BERLIN (Reuters) - German utilities giant E.ON (EONGn.DE) will sell its entire end-customer electricity and gas business in the Czech Republic to Hungarian energy group MVM, E.ON said in a statement on Saturday.
MVM joined a shortlist of Czech groups bidding for Innogy’s nearly 1.6 million gas and electricity customers in the Czech Republic in May and emerged as the frontrunner, sources told Reuters at the end of June.
Czech billionaire-owned energy and investment groups EPH, KKCG and Sev.en Energy also bid, sources had said.
For MVM, which is state-owned, the Czech deal is part of a push to expand into central and eastern Europe, its chief executive said in an interview in early June.
MVM, whose assets include Hungary’s nuclear power plant, gas-fired and solar power generation capacities, the Hungarian grid operation and interests in the gas market, said on Saturday it aimed to boost competitiveness in the Czech market.
“This acquisition for us represents a significant milestone in our development strategy,” CEO Gyorgy Kobor said in a statement.
The deal is still subject to European Commission approval but is expected to close by the end of 2020.
The Czech business belonged to Innogy (INNOG.S), which E.ON bought in 2019. As part of the antitrust approvals process for the acquisition, E.ON had to dispose of various assets, including the Czech business.

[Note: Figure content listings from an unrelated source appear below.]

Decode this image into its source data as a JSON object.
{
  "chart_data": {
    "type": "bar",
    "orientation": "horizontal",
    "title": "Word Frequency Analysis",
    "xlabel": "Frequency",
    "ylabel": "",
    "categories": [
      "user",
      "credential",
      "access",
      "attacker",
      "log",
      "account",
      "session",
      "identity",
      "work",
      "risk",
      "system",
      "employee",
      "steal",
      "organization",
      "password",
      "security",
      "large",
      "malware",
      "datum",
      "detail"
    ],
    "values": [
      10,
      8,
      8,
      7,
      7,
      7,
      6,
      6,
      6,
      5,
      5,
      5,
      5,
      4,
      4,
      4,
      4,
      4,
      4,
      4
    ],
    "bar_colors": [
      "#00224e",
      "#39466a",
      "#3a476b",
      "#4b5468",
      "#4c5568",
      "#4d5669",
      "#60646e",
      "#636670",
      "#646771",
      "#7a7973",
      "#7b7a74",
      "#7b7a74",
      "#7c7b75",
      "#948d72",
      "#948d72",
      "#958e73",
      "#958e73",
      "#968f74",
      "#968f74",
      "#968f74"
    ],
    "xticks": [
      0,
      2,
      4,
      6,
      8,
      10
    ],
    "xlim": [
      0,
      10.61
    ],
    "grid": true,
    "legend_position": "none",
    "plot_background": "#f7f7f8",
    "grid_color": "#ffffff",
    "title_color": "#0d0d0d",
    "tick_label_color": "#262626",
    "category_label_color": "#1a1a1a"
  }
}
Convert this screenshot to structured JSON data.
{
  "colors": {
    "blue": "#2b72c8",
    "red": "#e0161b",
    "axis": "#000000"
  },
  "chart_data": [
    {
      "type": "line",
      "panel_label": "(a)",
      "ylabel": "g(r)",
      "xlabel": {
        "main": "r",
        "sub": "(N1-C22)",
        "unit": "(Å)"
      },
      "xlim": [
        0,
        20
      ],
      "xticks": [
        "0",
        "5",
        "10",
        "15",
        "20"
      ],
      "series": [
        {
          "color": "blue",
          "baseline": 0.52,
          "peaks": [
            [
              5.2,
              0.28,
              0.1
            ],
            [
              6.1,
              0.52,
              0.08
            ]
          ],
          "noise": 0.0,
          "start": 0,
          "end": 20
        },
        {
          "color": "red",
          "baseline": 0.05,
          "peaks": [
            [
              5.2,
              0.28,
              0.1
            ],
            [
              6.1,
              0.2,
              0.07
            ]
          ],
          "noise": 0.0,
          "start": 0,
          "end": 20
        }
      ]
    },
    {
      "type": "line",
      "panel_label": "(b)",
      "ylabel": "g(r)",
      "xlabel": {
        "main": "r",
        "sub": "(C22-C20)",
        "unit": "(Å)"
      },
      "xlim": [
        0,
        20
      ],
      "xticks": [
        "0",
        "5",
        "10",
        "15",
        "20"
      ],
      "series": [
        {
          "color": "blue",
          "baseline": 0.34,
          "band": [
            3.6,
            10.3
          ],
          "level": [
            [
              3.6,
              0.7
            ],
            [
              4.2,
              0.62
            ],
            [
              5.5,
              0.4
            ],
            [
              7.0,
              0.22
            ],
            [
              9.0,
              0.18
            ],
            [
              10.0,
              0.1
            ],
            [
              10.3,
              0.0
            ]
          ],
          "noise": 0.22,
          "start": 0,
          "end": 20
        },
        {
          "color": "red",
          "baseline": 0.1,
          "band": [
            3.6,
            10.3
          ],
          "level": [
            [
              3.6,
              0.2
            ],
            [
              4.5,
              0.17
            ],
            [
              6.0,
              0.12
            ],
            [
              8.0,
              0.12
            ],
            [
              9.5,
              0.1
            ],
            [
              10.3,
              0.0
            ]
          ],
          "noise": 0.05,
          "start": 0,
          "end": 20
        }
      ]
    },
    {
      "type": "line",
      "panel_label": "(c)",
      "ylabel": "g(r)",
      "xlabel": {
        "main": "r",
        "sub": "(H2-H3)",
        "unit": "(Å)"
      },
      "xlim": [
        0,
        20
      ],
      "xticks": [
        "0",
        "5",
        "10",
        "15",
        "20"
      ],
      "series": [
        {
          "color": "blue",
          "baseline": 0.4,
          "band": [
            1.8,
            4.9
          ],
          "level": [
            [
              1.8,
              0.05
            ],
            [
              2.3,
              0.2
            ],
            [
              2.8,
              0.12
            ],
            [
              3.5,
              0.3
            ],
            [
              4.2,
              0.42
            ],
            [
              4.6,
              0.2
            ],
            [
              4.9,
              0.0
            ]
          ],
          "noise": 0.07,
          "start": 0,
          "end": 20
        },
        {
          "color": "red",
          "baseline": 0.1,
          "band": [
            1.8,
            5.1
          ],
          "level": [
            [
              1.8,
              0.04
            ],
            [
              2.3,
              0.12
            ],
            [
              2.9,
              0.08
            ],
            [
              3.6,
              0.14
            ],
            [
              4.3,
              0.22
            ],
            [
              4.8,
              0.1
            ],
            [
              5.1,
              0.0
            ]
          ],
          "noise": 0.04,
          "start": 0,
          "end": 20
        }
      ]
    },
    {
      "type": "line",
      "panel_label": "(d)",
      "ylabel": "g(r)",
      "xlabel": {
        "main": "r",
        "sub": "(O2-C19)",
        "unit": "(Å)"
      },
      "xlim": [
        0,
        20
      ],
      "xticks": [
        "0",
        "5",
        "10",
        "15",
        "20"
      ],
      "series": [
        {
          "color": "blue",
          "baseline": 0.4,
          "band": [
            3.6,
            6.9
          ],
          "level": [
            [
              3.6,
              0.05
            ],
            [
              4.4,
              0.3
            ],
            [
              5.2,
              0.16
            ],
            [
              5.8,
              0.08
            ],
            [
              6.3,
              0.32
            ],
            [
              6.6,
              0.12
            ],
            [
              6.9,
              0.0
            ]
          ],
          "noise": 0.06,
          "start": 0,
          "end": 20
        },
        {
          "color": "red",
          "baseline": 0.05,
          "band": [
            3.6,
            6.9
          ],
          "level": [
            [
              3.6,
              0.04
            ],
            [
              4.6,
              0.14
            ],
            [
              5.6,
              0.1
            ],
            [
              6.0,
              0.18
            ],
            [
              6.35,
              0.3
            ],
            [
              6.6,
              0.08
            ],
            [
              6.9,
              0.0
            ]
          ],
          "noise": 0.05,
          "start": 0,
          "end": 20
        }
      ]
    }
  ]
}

“This transaction marks the final step in the fulfilment of the remedies offered by E.ON in the context of the antitrust approval of E.ON’s takeover of Innogy,” E.ON said.
No financial details were disclosed.
A source told Reuters in March that E.ON had hoped to fetch more than six times core earnings, a valuation of 800 million to 900 million euros ($1.02 billion). It was unclear what impact the coronavirus crisis had on valuations.